A review by renee_reads_books
Carrie Soto Is Back by Taylor Jenkins Reid

fast-paced

4.5

I finished the audiobook of Carrie Soto is Back, by Taylor Jenkins Reid, on Thursday. Then I forgot to post.

My sister reminded me that Carrie Soto is a character in TJR’s book Malibu Rising. I totally forgot that because I can’t remember anything anymore (frustrating when you’ve been long praised for never forgetting). There’s also a point in this book where Carrie is reading a book about Daisy Jones & The Six, so I appreciate the references from within the TJR universe.

Throughout the 80s, Carrie Soto was the best tennis player in the world. Coached by her tennis champion father, Javier Soto, she was unstoppable.

In 1994, several years after her retirement, she’s watching tennis with her father when she decides she wants to come back and win a slam in 1995. I think that’s the term. I don’t know much about tennis except what I learned in this book. She wants to reclaim her title as most decorated tennis champion.
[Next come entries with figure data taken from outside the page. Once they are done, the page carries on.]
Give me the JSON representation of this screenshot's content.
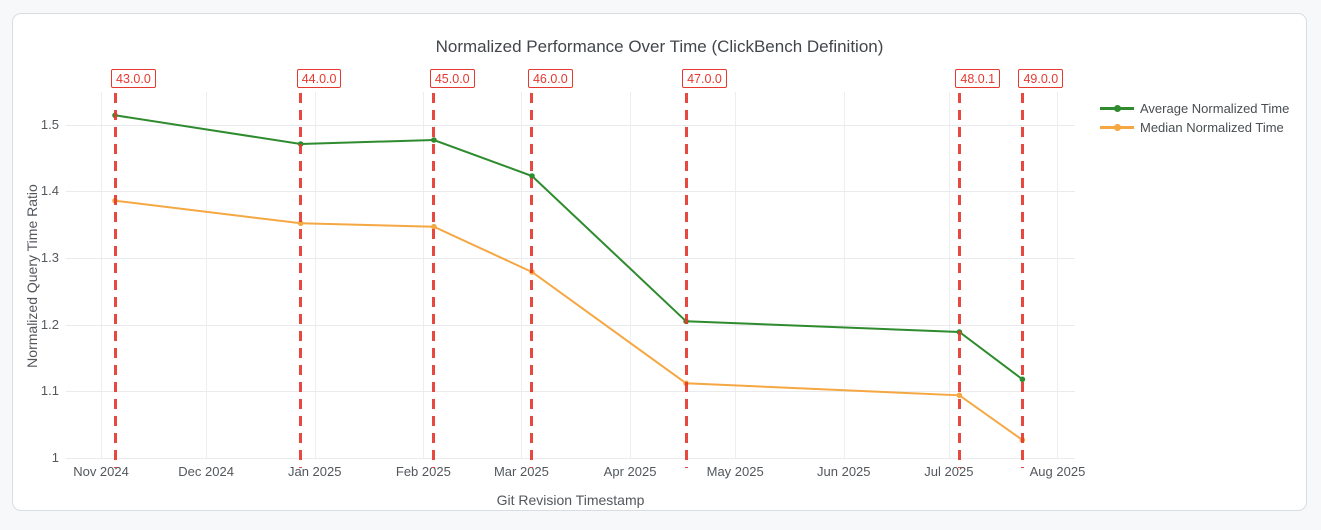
{
  "page": {
    "background": "#f6f8fa",
    "card_background": "#ffffff",
    "card_border": "#d9dde2"
  },
  "chart_data": {
    "type": "line",
    "title": "Normalized Performance Over Time (ClickBench Definition)",
    "xlabel": "Git Revision Timestamp",
    "ylabel": "Normalized Query Time Ratio",
    "x_range": [
      "2024-10-22",
      "2025-08-06"
    ],
    "y_range": [
      1.0,
      1.549
    ],
    "grid": true,
    "legend_position": "top-right-outside",
    "x_ticks": [
      {
        "label": "Nov 2024",
        "date": "2024-11-01"
      },
      {
        "label": "Dec 2024",
        "date": "2024-12-01"
      },
      {
        "label": "Jan 2025",
        "date": "2025-01-01"
      },
      {
        "label": "Feb 2025",
        "date": "2025-02-01"
      },
      {
        "label": "Mar 2025",
        "date": "2025-03-01"
      },
      {
        "label": "Apr 2025",
        "date": "2025-04-01"
      },
      {
        "label": "May 2025",
        "date": "2025-05-01"
      },
      {
        "label": "Jun 2025",
        "date": "2025-06-01"
      },
      {
        "label": "Jul 2025",
        "date": "2025-07-01"
      },
      {
        "label": "Aug 2025",
        "date": "2025-08-01"
      }
    ],
    "y_ticks": [
      {
        "label": "1",
        "value": 1.0
      },
      {
        "label": "1.1",
        "value": 1.1
      },
      {
        "label": "1.2",
        "value": 1.2
      },
      {
        "label": "1.3",
        "value": 1.3
      },
      {
        "label": "1.4",
        "value": 1.4
      },
      {
        "label": "1.5",
        "value": 1.5
      }
    ],
    "series": [
      {
        "name": "Average Normalized Time",
        "color": "#2e8b2e",
        "x": [
          "2024-11-05",
          "2024-12-28",
          "2025-02-04",
          "2025-03-04",
          "2025-04-17",
          "2025-07-04",
          "2025-07-22"
        ],
        "y": [
          1.514,
          1.471,
          1.477,
          1.423,
          1.205,
          1.189,
          1.118
        ]
      },
      {
        "name": "Median Normalized Time",
        "color": "#f5a742",
        "x": [
          "2024-11-05",
          "2024-12-28",
          "2025-02-04",
          "2025-03-04",
          "2025-04-17",
          "2025-07-04",
          "2025-07-22"
        ],
        "y": [
          1.386,
          1.352,
          1.347,
          1.279,
          1.112,
          1.094,
          1.027
        ]
      }
    ],
    "release_markers": {
      "color": "#e5392f",
      "style": "dashed",
      "items": [
        {
          "label": "43.0.0",
          "date": "2024-11-05"
        },
        {
          "label": "44.0.0",
          "date": "2024-12-28"
        },
        {
          "label": "45.0.0",
          "date": "2025-02-04"
        },
        {
          "label": "46.0.0",
          "date": "2025-03-04"
        },
        {
          "label": "47.0.0",
          "date": "2025-04-17"
        },
        {
          "label": "48.0.1",
          "date": "2025-07-04"
        },
        {
          "label": "49.0.0",
          "date": "2025-07-22"
        }
      ]
    }
  }
}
Half of the book takes place in the past, giving the reader a sense of who Carrie Soto is, how she became the best tennis player in the world, and her relationship with her father, including a rift they had that separated them for a while. The other half is in 1994-95 as she prepares her comeback.

Carrie is not likable. She’s arrogant and cold. She’s calculating. Nothing matters more to her than tennis and being the best. In the 80s, that questionably included her father. Now in the 90s, she’s aged a bit, but she’s still the Battle Axe.
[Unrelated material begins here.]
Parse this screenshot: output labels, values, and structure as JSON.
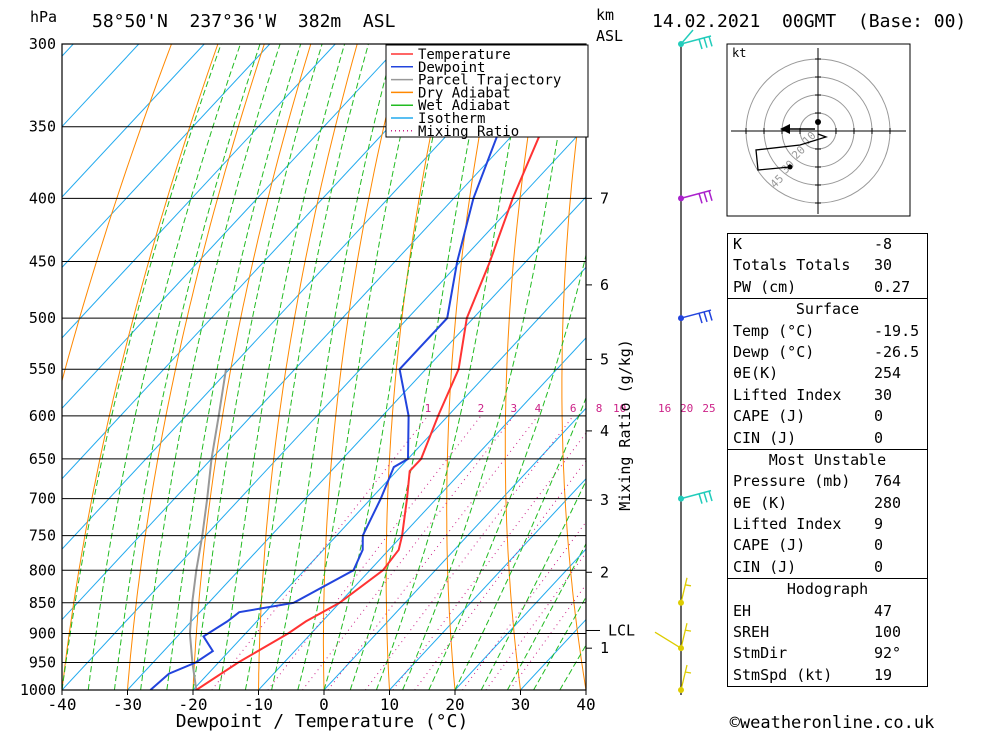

And in the 90s, she can finally see the sacrifices her father he made for her.

As he coaches her one last time, she’s out to prove to herself and everyone else that she can and will beat the young woman who is taking away Carrie’s accolades: Nicki Chan.
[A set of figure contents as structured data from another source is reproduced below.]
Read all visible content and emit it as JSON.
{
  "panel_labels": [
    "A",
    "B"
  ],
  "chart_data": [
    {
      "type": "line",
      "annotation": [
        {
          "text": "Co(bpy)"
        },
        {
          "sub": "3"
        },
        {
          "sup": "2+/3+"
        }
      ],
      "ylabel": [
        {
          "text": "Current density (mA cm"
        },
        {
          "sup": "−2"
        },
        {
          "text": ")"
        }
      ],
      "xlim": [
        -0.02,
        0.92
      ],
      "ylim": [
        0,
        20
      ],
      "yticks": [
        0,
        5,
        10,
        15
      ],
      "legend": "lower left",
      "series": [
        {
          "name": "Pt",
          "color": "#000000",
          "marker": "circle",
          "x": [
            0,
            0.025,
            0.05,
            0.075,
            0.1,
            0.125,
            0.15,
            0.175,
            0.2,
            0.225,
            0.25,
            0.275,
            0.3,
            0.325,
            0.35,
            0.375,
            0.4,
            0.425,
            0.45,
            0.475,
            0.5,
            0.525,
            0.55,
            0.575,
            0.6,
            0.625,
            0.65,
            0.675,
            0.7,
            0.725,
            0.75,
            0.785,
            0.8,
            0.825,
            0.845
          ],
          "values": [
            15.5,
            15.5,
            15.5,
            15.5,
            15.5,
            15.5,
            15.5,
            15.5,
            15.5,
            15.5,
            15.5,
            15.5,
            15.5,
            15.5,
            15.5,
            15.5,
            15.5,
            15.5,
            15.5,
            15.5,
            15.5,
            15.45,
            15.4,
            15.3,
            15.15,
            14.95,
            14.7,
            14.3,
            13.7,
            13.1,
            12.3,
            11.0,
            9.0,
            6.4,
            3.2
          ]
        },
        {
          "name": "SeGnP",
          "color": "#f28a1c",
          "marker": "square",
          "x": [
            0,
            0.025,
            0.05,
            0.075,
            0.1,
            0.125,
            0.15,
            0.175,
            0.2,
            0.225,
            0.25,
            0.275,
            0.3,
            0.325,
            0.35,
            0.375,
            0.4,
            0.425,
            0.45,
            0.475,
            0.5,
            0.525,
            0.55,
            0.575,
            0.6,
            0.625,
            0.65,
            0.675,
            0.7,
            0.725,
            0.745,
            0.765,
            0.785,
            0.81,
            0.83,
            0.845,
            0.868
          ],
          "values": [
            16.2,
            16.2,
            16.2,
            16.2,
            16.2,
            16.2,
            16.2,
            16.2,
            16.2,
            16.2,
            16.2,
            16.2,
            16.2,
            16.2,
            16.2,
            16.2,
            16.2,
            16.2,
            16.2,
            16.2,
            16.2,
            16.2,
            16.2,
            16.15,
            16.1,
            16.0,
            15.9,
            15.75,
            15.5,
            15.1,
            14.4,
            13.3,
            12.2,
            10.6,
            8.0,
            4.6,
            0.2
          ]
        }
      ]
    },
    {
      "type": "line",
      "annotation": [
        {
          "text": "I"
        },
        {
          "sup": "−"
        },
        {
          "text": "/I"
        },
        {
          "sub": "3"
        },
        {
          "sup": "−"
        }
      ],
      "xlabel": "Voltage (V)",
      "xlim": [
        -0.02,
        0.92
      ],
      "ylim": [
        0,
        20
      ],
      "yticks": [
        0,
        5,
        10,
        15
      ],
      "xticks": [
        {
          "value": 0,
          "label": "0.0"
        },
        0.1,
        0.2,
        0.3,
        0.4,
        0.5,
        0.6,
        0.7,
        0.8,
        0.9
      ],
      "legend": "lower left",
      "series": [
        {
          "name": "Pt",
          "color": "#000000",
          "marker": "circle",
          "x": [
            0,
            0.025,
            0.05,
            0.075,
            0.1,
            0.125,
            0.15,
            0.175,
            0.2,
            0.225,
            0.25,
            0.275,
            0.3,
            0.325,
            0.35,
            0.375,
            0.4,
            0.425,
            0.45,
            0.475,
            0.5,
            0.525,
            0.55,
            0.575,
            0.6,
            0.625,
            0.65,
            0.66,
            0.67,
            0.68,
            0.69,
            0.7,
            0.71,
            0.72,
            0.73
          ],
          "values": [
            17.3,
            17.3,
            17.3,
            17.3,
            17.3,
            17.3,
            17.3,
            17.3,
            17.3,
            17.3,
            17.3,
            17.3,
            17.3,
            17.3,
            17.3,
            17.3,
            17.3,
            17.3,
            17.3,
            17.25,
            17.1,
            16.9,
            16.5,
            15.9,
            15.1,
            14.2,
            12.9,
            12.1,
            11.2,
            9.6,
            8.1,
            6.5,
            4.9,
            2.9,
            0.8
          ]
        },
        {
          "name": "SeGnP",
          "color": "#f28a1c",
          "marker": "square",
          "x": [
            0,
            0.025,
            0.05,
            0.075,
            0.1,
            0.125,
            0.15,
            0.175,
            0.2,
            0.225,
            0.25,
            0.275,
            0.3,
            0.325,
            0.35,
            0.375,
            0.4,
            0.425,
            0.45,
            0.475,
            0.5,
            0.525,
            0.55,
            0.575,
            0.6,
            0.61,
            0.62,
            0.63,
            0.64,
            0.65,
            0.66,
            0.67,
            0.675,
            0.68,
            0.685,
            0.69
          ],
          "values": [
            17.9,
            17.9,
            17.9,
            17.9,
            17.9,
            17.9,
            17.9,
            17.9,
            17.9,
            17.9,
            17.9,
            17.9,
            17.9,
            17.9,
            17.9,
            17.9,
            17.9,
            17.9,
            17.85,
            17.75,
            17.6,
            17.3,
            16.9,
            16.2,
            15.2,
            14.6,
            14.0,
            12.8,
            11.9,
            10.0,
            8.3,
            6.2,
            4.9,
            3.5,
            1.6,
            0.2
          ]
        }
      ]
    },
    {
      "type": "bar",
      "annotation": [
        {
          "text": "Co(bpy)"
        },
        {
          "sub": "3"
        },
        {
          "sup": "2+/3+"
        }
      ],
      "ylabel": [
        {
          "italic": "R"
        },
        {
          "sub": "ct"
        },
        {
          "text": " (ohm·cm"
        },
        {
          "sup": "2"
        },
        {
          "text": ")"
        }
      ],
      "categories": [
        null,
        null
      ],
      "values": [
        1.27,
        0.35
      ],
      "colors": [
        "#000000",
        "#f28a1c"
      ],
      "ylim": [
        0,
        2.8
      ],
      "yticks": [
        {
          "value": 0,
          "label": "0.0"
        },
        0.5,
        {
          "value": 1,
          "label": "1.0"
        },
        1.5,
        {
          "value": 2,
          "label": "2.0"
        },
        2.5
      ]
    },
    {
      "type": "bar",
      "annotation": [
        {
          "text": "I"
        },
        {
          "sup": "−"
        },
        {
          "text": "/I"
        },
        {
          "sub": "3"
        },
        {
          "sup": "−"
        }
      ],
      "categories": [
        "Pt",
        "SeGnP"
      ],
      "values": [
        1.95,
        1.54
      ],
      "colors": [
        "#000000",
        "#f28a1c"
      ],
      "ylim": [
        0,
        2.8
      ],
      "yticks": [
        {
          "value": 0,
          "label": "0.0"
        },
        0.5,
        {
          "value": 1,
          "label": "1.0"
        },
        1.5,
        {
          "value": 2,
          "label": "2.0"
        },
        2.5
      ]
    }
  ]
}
She’s back and silencing all the naysayers. But something unexpected threatens her final tournament — the one in which she is to meet Nicki Chan and reclaim her titles.

I wasn’t sure how I’d feel about this book because I know virtually nothing about tennis. The audiobook was so well done that it made me not only feel like I was there at the matches, but invested.

I also enjoyed the father/daughter dynamic between Carrie and Javier. Javier was probably my favorite character.

There are parts of dialog that are spoken in Spanish. That might not be for everyone but I enjoyed listening to it and trying to figure out what they were saying in the context of the English around it and with the handful of Spanish words I can recognize.

Overall, engaging. Another good TJR read. 4/5.